If the current state of global cyber diplomacy is truly historic, it is not because of the magnitude of its achievement, but due to what it says about the limits of twenty years of painstaking diplomatic effort. The debate about whether the Global Mechanism should embed existing norms, or should elaborate new norms, rather misses the point. Norms don’t get anyone very far.
The early period of cyber diplomacy occurred when cyber operations had little salience in the global public mind. This is less true today. The proliferation of cyber threats, particularly the experience of cyber crime, is felt around the world.

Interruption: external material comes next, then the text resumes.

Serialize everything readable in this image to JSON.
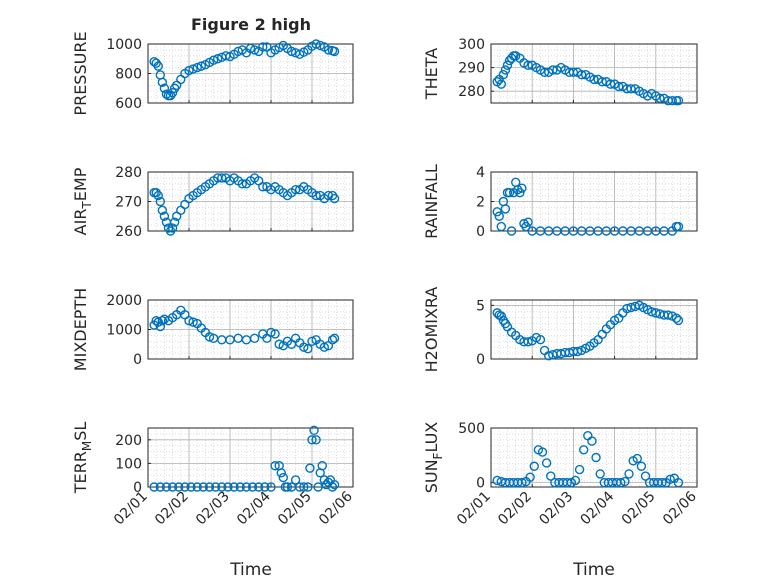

But there is no evidence that this rising salience has made diplomatic efforts to curb these threats more likely to succeed. It is true that the Global Mechanism is likely to begin its work next year, and that the global cyber crime treaty will enter into force in subsequent years, but it would be wrong to expect either of these multilateral developments to make a significant impact on the proliferation of cyber threats. More can reasonably be expected from efforts at bilateral, minilateral, and regional levels to materially improve cyber capacity and resilience, and to coordinate operational efforts to counter cyber threats.
For the foreseeable future, states should arguably give compellence a chance, intensifying existing efforts to reshape the systemic factors that currently facilitate state-originated or state-tolerated cyber threats. It is likely that coordination and collaboration in the operational field is a more effective vector for states’ collective efforts. Cyber norms are fine as far as they go. But recalcitrant states need to be made to understand that it is in their interests to behave more responsibly. To date, that effort has failed.